Patients and methods: We performed deep sequencing of TP53 using baseline samples collected from 51 TP53 aberrant patients treated with ibrutinib in a phase II study (NCT01500733).

Results: We identified TP53 mutations in 43 patients (84%) and del(17p) in 47 (92%); 9 and 42 patients carried single-hit and multi-hit TP53, respectively. The multi-hit TP53 subgroup was enriched with younger patients who had prior treatments and unmutated immunoglobulin heavy-chain variable region gene status. We observed significantly shorter overall survival, progression-free survival (PFS), and time-to-progression (TTP) in patients with multi-hit TP53 compared with those with single-hit TP53. Clinical outcomes were similar in patient subgroups stratified by 2 or >2 TP53 aberrations. In multivariable analyses, multi-hit TP53 CLL was independently associated with inferior PFS and TTP. In sensitivity analyses, excluding mutations below 1% VAF demonstrated similar outcome. Results were validated in an independent population-based cohort of 112 patients with CLL treated with ibrutinib.
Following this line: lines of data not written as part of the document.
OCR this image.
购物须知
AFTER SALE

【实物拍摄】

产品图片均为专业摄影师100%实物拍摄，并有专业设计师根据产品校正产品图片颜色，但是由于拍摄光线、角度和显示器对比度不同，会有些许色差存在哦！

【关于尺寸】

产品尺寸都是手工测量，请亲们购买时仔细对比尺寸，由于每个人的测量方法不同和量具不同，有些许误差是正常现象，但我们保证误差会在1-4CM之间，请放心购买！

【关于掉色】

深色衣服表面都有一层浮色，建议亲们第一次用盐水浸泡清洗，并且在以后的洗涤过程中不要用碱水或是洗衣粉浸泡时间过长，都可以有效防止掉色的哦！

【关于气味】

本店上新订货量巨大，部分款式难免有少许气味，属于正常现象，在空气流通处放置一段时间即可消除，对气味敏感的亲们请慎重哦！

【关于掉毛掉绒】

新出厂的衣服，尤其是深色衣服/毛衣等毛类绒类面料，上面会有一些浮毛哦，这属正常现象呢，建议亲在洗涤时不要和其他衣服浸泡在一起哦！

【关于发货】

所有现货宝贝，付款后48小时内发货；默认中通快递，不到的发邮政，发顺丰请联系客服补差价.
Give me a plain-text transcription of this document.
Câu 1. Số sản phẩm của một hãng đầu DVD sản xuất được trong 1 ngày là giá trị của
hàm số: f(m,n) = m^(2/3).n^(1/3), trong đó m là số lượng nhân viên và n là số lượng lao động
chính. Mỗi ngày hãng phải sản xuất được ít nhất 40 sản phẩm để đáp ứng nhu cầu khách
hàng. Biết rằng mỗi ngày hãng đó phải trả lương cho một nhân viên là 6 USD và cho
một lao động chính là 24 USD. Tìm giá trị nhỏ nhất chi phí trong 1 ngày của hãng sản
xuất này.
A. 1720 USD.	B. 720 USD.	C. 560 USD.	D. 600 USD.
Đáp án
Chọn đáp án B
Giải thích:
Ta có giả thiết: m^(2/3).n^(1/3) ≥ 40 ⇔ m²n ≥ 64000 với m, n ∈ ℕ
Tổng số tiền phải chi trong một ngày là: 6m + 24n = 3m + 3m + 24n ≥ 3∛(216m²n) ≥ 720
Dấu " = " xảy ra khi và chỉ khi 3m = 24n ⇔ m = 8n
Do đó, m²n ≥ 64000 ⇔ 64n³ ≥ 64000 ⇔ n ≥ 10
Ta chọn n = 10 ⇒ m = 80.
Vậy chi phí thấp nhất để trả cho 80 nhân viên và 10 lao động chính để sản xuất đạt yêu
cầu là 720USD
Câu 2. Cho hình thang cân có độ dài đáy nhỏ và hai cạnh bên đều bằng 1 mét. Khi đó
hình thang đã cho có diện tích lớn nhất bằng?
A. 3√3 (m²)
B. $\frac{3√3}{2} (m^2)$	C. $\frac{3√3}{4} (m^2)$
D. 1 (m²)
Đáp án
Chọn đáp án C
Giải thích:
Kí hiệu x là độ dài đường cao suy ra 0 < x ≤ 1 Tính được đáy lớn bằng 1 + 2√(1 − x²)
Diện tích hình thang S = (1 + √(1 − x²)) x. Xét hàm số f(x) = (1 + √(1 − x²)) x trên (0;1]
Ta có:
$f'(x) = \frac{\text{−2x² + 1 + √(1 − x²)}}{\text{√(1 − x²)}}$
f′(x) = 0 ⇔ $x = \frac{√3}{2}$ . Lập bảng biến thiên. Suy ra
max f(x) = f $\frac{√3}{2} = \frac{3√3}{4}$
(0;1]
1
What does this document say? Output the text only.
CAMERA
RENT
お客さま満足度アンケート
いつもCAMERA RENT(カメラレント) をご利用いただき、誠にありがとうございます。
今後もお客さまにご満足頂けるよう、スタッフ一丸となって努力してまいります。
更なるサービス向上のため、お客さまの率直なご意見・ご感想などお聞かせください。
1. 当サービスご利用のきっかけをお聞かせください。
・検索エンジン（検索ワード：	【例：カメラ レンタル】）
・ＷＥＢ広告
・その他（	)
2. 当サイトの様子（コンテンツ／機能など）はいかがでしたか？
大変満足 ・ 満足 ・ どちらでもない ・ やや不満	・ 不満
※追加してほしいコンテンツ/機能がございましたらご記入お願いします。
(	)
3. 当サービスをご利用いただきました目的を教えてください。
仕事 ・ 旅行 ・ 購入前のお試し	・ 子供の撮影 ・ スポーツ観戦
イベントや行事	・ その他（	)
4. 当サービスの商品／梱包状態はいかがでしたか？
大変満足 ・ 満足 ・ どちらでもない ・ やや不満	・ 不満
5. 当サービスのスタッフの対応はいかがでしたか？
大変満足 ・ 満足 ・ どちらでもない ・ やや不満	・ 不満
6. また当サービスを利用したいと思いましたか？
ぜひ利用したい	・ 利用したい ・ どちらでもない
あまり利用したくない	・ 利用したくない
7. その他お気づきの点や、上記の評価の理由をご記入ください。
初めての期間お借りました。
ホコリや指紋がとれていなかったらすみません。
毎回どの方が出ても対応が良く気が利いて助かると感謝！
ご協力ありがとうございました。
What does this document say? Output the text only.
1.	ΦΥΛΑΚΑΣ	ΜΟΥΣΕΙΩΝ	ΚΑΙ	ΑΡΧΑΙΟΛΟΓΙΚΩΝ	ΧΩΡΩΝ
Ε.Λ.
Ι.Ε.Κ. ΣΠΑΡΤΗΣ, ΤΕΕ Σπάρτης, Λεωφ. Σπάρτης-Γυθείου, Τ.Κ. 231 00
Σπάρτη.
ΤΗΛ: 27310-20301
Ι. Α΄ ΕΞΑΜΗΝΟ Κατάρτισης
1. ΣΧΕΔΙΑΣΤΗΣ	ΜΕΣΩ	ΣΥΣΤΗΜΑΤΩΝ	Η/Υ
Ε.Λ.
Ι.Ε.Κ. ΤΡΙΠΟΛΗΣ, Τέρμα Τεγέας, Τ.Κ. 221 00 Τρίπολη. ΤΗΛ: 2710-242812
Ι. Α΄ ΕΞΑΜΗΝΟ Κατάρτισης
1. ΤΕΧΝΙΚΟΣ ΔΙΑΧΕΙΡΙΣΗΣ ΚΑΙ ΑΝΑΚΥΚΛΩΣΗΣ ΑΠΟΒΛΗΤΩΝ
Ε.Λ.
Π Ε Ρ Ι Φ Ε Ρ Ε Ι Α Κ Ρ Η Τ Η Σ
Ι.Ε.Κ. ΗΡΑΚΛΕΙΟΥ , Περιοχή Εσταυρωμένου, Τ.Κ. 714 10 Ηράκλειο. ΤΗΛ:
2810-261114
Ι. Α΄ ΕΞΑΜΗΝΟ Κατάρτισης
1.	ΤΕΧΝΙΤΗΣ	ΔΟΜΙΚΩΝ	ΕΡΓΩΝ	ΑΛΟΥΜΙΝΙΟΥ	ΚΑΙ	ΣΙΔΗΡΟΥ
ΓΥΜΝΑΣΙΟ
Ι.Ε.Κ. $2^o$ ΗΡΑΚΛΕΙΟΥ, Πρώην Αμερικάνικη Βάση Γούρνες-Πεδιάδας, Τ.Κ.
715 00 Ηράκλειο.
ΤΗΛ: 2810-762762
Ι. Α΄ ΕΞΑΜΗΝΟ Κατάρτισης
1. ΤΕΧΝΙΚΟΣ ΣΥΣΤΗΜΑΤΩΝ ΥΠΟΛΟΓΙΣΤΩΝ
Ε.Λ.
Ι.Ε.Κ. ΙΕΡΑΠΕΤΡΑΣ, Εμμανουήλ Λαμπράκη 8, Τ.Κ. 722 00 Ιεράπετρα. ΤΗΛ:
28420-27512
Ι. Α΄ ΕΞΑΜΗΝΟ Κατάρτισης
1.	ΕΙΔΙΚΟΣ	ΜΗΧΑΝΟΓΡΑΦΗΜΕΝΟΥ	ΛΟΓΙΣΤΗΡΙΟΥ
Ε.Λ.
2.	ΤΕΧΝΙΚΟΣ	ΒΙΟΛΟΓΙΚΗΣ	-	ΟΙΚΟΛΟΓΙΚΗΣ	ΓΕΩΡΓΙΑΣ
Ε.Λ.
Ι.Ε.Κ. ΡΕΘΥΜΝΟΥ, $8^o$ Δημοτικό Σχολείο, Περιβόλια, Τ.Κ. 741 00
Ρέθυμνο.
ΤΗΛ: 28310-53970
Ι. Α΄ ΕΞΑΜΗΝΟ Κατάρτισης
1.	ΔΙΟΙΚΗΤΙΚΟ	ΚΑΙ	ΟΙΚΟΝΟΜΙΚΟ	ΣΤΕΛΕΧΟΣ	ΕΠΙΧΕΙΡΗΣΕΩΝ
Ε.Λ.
Conclusions: In this study, single-hit TP53 defines a distinct subgroup of patients with an excellent long-term response to single-agent ibrutinib, whereas multi-hit TP53 is independently associated with shorter PFS. These results warrant further investigations on prognostication and management of multi-hit TP53 CLL.See related commentary by Bomben et al., p. 4462.

Figure 1.

Characterization of TP53 mutations. (A) Overall, 220 mutations were identified: 43 high burden [variant allele frequency (VAF) >10%] and 177 low burden mutations (VAF ≤10%) including 146 minor mutations (VAF <1%). (B) Mutations were mainly identified in hot spot exons 5–9. (C) In all 51 patients, 17p deletion [del(17p); red] and TP53 mutations (blue) mainly cooccurred (purple). (D) Patients were grouped into single-hit and multi-hit TP53 aberrations.

Figure 2.

(A, C) Overall survival and (B, D) progression-free survival following initiation of single-agent ibrutinib stratified on (A-B) single-hit (gray) vs. multi-hit (black striped) TP53 and in (C-D) patients carrying 1 (gray) vs. 2 (dark gray striped) vs. > 2 (black striped) TP53 aberrations. Overall survival and progression-free survival were significantly shorter in patients with multi-hit TP53. However, stratifying multi-hit TP53 patients further into carrying 2 and > 2 TP53 aberrations demonstrated similar outcome.

Figure 3.

Multivariable analyses with Firth’s penalized likelihood. (A) No baseline risk factors demonstrated impact on overall survival (OS), whereas (B) multi-hit TP53 and prior therapy were independently associated with shorter progression-free survival (PFS). Abbreviations: B2M, β2-microglobulin; U-CLL, unmutated immunoglobulin heavy-chain variable region gene (IGHV) status.

Figure 4.

Validation of multi-hit TP53 in 112 TP53 aberrant patients with chronic lymphocytic leukemia following initiation of single-agent ibrutinib. (A) Overall survival and (B) progression-free survival in patients with single-hit (gray) and multi-hit (black striped) TP53. Overall survival and progression-free survival were significantly shorter in patients with multi-hit TP53.